Given a string and two hardcoded substrings of size two (ab and ba)
Scores: ab = 4, ba = 5
Remove substrings to maximize the total score
Return only the score, not the modified string

Solutions Overview

Linear Time and Space Solution (Main focus)
Optimized Space Complexity (Brief discussion)

Key Observations

Both substrings ab and ba are of size two.
Removing a pair can introduce new pairs.
Problem has a greedy nature: prioritize removing higher-scoring pairs.

Detailed Solution: Linear Time and Space

Phase 1: Removing Pairs with Higher Scores

Iterate through the string with a stack.
Track pairs and remove them while keeping track of their corresponding scores.
Ensure stack-based approach to efficiently remove pairs.

Stack Data Structure

Use a stack to keep track of characters while iterating.
Pop from the stack when there’s a match (i.e., form a pair).
Add to the stack when no pair is formed.
Update the score accordingly.

Phase 2: Removing Remaining Pairs

Second pass through the updated string to remove the other type of substrings.
Ensure no pairs from the first type resurface.

Proof by Contradiction

Ensures that after the first phase, no previous type pairs (ab) will exist to conflict during the second phase.
Use logic checks to confirm that all pairs are managed correctly so that no additional pairs are introduced erroneously.

Implementation Steps

Helper Function: remove_pairs
- Takes in the string, pair type, and score.
- Uses a stack to manage additions and removals of characters.
- Updates the input string and score tally.
Main Function
- Initialize result to zero.
- Use remove_pairs twice: first for the higher score pair, then the other.
- Return the total score.

Python Code Example

class Solution:
    def maximumGain(self, s: str, x: int, y: int) -> int:
        def remove_pairs(s, pair, score):
            stack = []
            total_score = 0
            for char in s:
                if stack and stack[-1] == pair[0] and char == pair[1]:
                    stack.pop()
                    total_score += score
                else:
                    stack.append(char)
            return ''.join(stack), total_score

        first_pair, second_pair = ('ab', 'ba') if x > y else ('ba', 'ab')
        first_score, second_score = (x, y) if x > y else (y, x)

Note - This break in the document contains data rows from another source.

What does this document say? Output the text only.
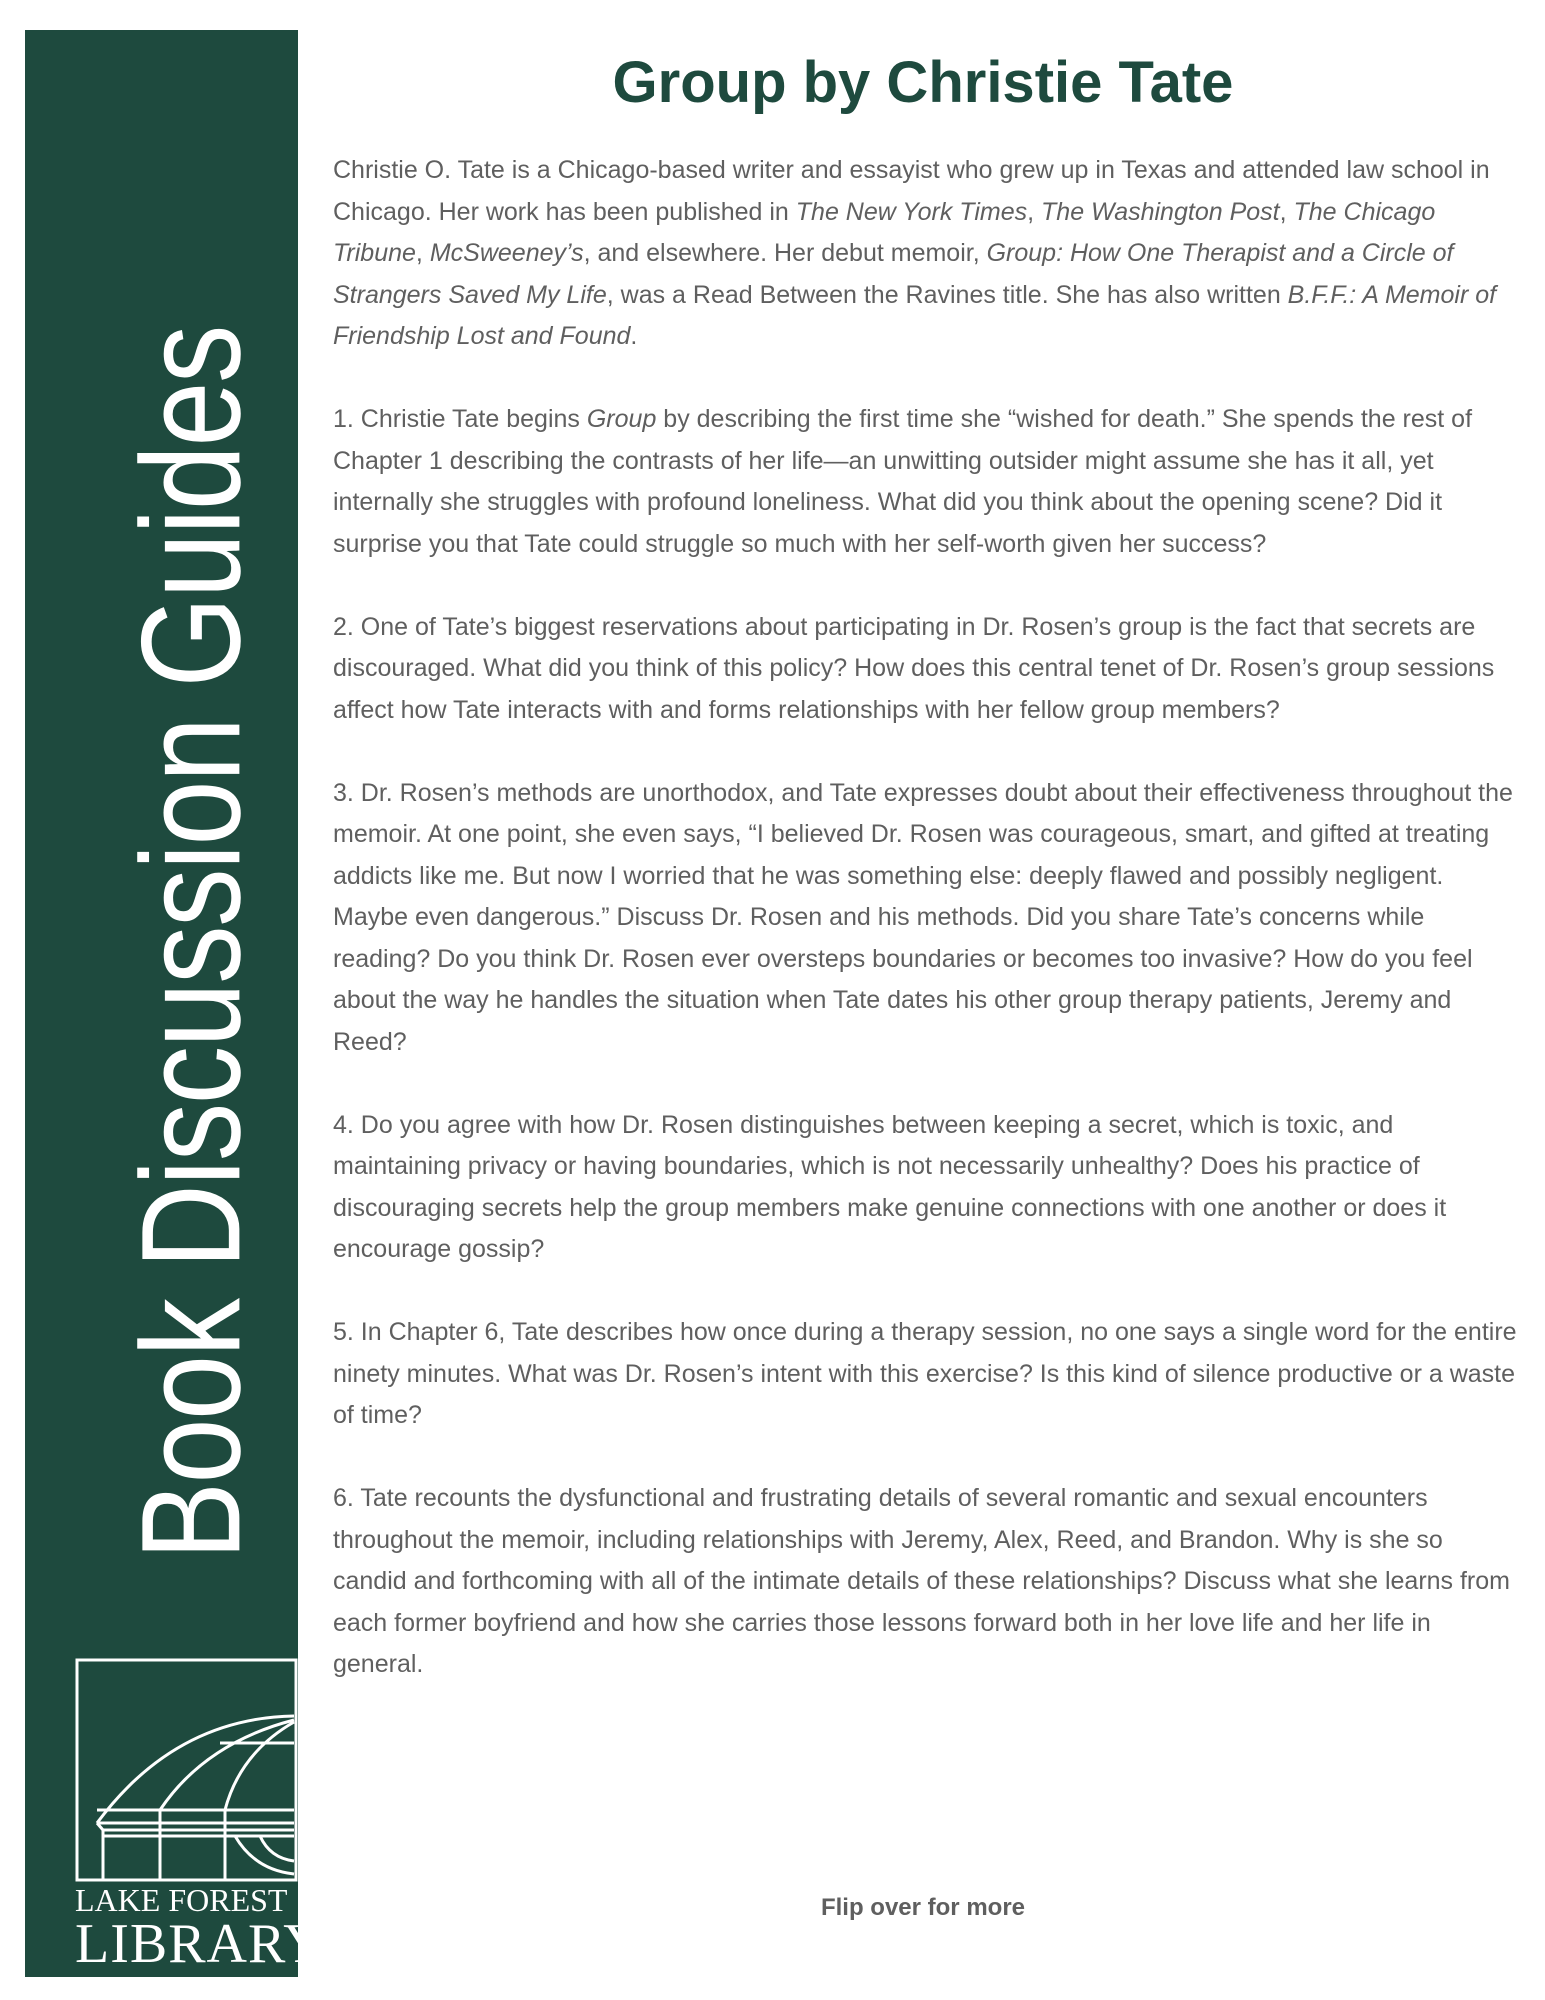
Book Discussion Guides
LAKE FOREST
LIBRARY
Group by Christie Tate

Christie O. Tate is a Chicago-based writer and essayist who grew up in Texas and attended law school in Chicago. Her work has been published in The New York Times, The Washington Post, The Chicago Tribune, McSweeney’s, and elsewhere. Her debut memoir, Group: How One Therapist and a Circle of Strangers Saved My Life, was a Read Between the Ravines title. She has also written B.F.F.: A Memoir of Friendship Lost and Found.

1. Christie Tate begins Group by describing the first time she “wished for death.” She spends the rest of Chapter 1 describing the contrasts of her life—an unwitting outsider might assume she has it all, yet internally she struggles with profound loneliness. What did you think about the opening scene? Did it surprise you that Tate could struggle so much with her self-worth given her success?

2. One of Tate’s biggest reservations about participating in Dr. Rosen’s group is the fact that secrets are discouraged. What did you think of this policy? How does this central tenet of Dr. Rosen’s group sessions affect how Tate interacts with and forms relationships with her fellow group members?

3. Dr. Rosen’s methods are unorthodox, and Tate expresses doubt about their effectiveness throughout the memoir. At one point, she even says, “I believed Dr. Rosen was courageous, smart, and gifted at treating addicts like me. But now I worried that he was something else: deeply flawed and possibly negligent. Maybe even dangerous.” Discuss Dr. Rosen and his methods. Did you share Tate’s concerns while reading? Do you think Dr. Rosen ever oversteps boundaries or becomes too invasive? How do you feel about the way he handles the situation when Tate dates his other group therapy patients, Jeremy and Reed?

4. Do you agree with how Dr. Rosen distinguishes between keeping a secret, which is toxic, and maintaining privacy or having boundaries, which is not necessarily unhealthy? Does his practice of discouraging secrets help the group members make genuine connections with one another or does it encourage gossip?

5. In Chapter 6, Tate describes how once during a therapy session, no one says a single word for the entire ninety minutes. What was Dr. Rosen’s intent with this exercise? Is this kind of silence productive or a waste of time?

6. Tate recounts the dysfunctional and frustrating details of several romantic and sexual encounters throughout the memoir, including relationships with Jeremy, Alex, Reed, and Brandon. Why is she so candid and forthcoming with all of the intimate details of these relationships? Discuss what she learns from each former boyfriend and how she carries those lessons forward both in her love life and her life in general.

Flip over for more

        s, first_total = remove_pairs(s, first_pair, first_score)
        s, second_total = remove_pairs(s, second_pair, second_score)

        return first_total + second_total

Function remove_pairs: Removes pair from the string and returns the modified string and total score.
Main function uses remove_pairs for both pairs based on their scores.

Conceptual Discussion: Constant Space Solution

Hypothetical Implementation: If the input was an array instead of a string.
Technique: Use two pointers to shift elements in place and remove pairs.
Managing Spaces: Overwrite elements directly in the array to avoid extra space usage.

Summary

Efficient linear solution using stack-based approach.
Greedy methodology to maximize score by removing higher-scoring pairs first.
Proof by contradiction ensures correctness of the strategy.